Leyó por encima el resto del informe. Lo que sabía hasta aquel momento fue lo que leyó en la sinopsis; el resto del informe no era más que una transcripción de las floridas circunlocuciones de Ftaeml. Entonces volvió a colocar el expediente en la carpeta, y empezó a despachar el trabajo del jefe.

Kiku anunció su llegada mirando por encima del hombro de Sergei y diciendo:

—Esa bandeja sigue tan llena como siempre.

—Ah, hola, jefe. Sí, pero piense cómo hubiera estado si yo no hubiese leído los informes de trámite.

Greenberg cedió el sillón a su jefe.

Kiku asintió.

—Ya lo sé. A veces me limito a poner «no aprobado» en todos los impares.

—¿Se encuentra mejor?

—Me veo capaz de escupirle a la cara. ¿Qué tiene una serpiente que no tenga yo?

—Le felicito.

—El doctor Morgan es muy capacitado. Acuda a él si alguna vez le fallan los nervios.

Greenberg sonrió:

—Jefe, lo único que me incomoda es el insomnio durante las horas de trabajo. Ya no puedo dormir en mi despacho como solía hacer.
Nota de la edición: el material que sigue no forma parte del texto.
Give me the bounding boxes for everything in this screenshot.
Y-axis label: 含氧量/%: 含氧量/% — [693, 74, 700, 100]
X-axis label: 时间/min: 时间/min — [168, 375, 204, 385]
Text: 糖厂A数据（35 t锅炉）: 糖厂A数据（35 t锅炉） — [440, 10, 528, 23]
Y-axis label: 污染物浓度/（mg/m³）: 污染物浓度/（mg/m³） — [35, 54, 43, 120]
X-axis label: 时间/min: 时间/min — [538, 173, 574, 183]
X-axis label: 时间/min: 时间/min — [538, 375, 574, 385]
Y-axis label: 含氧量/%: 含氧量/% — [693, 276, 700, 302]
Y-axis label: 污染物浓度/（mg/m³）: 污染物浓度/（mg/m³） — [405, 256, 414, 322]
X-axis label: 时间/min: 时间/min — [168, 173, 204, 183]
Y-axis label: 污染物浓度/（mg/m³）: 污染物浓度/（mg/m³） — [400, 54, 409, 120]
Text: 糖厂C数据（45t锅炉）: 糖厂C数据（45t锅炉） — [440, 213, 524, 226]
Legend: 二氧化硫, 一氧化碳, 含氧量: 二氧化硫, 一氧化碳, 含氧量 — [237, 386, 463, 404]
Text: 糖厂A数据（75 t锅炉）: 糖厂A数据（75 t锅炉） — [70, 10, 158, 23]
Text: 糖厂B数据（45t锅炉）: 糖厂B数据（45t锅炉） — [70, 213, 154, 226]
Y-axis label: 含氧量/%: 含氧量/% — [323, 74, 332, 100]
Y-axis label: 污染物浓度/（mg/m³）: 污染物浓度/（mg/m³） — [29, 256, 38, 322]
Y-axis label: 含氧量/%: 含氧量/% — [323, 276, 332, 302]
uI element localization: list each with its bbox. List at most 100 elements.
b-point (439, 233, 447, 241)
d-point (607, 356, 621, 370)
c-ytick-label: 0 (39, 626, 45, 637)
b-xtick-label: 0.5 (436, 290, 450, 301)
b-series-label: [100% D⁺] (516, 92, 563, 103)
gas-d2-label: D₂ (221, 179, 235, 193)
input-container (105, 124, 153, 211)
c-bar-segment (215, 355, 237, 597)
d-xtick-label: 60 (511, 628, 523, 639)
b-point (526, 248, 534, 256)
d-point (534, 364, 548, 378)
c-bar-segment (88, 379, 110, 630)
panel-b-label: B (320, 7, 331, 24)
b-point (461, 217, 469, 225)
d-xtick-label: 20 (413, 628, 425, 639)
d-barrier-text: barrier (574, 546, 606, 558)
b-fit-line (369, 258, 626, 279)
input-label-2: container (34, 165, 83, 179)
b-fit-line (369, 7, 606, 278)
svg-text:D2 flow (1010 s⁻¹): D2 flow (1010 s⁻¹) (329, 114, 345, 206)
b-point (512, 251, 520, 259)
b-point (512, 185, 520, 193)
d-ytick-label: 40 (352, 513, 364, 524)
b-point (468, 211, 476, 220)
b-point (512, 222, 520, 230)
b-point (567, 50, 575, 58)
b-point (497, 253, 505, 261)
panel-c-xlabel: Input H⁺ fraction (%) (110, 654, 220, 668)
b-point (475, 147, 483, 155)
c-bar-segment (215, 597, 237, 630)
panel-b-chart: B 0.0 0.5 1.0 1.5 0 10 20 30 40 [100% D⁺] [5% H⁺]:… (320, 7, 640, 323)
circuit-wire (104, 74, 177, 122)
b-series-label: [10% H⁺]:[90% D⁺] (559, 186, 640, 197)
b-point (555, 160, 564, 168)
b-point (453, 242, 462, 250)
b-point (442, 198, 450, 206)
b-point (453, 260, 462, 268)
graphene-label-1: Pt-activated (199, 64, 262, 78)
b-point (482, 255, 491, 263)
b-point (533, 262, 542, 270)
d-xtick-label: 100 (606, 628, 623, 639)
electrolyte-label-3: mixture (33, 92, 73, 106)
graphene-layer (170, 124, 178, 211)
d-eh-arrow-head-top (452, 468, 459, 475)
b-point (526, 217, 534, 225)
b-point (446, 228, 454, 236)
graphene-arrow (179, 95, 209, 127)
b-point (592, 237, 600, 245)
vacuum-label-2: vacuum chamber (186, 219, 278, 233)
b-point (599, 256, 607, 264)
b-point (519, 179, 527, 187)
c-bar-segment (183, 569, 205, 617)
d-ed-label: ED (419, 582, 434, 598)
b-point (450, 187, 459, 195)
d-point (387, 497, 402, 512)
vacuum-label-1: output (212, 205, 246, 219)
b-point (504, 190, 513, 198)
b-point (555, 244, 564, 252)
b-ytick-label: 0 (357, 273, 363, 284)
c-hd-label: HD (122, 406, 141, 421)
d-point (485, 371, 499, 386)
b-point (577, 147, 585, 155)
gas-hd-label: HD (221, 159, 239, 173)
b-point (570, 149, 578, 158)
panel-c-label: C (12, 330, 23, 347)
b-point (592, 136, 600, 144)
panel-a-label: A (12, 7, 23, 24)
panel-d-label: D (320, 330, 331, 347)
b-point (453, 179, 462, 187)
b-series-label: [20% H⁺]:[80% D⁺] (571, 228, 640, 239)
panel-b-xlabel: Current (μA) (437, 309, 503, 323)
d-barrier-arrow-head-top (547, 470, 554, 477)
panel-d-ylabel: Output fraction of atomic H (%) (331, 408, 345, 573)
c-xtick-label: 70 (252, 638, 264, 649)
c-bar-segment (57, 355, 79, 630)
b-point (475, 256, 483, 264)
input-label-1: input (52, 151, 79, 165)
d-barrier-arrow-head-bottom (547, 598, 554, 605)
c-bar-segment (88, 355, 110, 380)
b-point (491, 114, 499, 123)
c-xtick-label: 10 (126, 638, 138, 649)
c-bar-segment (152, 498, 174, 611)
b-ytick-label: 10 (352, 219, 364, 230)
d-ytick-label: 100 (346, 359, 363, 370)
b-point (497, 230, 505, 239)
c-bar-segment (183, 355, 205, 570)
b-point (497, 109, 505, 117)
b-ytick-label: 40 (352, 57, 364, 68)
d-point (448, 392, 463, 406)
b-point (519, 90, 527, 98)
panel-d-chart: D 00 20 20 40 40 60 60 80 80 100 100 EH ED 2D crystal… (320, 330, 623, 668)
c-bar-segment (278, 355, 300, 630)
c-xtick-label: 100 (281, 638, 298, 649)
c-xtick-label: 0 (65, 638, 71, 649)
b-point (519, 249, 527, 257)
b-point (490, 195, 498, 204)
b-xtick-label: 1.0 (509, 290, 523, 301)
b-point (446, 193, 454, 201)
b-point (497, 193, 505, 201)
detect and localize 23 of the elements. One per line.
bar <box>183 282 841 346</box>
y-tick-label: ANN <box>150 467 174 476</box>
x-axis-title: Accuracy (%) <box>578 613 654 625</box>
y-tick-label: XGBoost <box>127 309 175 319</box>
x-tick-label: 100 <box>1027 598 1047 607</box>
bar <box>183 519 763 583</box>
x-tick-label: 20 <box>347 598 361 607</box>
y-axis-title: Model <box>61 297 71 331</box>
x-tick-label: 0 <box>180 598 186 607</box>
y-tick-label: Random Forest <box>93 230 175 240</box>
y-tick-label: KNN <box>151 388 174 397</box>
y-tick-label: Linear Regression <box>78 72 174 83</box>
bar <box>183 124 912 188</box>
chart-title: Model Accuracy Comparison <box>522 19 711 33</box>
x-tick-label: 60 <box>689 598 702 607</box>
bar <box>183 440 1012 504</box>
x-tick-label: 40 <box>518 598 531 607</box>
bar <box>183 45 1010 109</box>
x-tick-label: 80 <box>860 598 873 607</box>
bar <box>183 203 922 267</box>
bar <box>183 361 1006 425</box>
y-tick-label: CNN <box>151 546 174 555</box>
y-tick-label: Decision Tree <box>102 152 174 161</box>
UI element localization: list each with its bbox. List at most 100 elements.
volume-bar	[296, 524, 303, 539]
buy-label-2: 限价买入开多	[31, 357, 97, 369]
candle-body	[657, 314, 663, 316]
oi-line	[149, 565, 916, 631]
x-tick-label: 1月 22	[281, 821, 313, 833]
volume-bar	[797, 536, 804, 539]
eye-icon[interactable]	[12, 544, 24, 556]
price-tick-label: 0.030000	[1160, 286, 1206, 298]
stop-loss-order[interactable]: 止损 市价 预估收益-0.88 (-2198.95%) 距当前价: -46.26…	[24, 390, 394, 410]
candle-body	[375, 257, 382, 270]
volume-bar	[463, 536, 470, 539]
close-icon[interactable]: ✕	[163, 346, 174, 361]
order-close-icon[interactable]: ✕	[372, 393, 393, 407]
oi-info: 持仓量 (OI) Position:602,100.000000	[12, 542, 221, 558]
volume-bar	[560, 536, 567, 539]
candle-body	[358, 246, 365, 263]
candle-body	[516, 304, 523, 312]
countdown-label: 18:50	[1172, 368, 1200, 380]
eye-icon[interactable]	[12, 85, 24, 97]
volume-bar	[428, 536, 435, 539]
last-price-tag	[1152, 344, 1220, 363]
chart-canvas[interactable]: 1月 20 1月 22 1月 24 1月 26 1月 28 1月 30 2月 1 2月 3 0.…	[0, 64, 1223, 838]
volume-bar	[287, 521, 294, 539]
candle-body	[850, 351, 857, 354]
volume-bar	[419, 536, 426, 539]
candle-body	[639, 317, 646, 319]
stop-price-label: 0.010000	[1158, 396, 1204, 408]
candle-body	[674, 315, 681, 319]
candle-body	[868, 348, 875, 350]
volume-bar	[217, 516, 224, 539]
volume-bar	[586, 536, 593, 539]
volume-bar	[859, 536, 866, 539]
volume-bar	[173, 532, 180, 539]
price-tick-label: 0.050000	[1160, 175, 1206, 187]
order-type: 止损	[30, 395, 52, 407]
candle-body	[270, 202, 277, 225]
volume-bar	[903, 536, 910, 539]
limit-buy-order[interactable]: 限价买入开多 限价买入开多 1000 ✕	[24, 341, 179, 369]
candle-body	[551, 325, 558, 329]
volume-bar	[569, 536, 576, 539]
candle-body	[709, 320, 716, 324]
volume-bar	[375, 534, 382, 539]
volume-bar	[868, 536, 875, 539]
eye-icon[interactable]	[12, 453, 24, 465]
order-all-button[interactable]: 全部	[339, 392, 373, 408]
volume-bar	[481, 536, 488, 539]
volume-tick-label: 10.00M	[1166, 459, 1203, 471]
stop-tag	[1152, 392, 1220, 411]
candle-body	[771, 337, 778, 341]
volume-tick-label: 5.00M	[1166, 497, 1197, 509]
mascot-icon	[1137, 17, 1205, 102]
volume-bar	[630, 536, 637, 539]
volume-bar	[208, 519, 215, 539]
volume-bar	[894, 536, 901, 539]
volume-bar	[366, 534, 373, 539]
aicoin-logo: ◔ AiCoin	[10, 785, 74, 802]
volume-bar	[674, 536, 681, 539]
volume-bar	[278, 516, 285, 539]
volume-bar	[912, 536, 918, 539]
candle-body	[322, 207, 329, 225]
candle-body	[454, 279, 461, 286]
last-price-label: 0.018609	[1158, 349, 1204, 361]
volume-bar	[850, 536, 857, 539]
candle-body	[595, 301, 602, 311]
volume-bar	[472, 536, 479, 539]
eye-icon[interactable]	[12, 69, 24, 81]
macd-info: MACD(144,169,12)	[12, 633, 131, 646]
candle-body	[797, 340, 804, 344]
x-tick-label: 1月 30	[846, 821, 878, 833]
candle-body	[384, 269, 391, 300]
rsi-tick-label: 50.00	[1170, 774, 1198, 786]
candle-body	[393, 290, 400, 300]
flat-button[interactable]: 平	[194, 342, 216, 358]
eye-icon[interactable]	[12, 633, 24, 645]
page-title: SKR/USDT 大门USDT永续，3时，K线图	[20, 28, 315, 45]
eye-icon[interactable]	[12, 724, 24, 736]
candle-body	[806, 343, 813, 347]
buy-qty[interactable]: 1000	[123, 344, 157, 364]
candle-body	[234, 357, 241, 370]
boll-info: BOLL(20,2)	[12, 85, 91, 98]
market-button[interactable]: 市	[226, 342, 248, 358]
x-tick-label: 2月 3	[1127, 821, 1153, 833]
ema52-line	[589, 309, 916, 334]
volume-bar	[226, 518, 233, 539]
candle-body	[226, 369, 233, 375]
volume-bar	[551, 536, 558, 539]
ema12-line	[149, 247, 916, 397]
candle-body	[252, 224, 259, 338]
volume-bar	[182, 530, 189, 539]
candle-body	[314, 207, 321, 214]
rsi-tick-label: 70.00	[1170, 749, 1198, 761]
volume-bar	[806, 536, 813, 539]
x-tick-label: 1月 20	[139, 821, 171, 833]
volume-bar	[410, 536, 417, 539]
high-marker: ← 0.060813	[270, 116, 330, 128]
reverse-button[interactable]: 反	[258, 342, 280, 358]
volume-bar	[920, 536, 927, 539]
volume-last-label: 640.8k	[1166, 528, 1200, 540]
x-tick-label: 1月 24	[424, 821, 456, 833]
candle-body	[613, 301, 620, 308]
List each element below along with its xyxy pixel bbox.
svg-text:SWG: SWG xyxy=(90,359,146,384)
—Ésos son los primeros síntomas. Sin embargo, ahora está a tiempo de que le curen los mecánicos de la mente. —Kiku consultó su reloj—. ¿Aún no hay noticias de nuestro amigo de los cabellos móviles?

—Todavía no.

Greenberg le comunicó las medidas que había tomado en algunos asuntos. Kiku lo aprobó, y Sergei se sintió rebosante de satisfacción. Luego le habló de la revisión que había hecho del caso Lummox. Lo dijo dando un rodeo.

—Jefe, al estar sentado en su sillón, las cosas se ven diferentes.

—Eso ya lo descubrí yo hace años.

—Mientras estaba ahí sentado me puse a pensar en esa última intervención mía.

—¿Por qué? Ese asunto ya está resuelto.

—Eso creía yo también. No obstante…, bien, de todos modos…

Y le contó en pocas palabras el cambio que había introducido en la orden.

Kiku volvió a asentir. Estuvo a punto de decir a Greenberg que le había ahorrado el trabajo de imaginar un medio de llegar al mismo resultado salvando las apariencias, pero resolvió no decírselo. En lugar de ello se inclinó sobre la mesa.

—Mildred. ¿Sabe algo del doctor Ftaeml?

—Acaba de llegar, señor.

—Muy bien. Condúzcalo a la sala de conferencias del este, por favor.

Cerró el conmutador y se volvió hacia Greenberg:

—Bueno, hijo, vamos a encantar a esas serpientes. ¿Ha traído la flauta?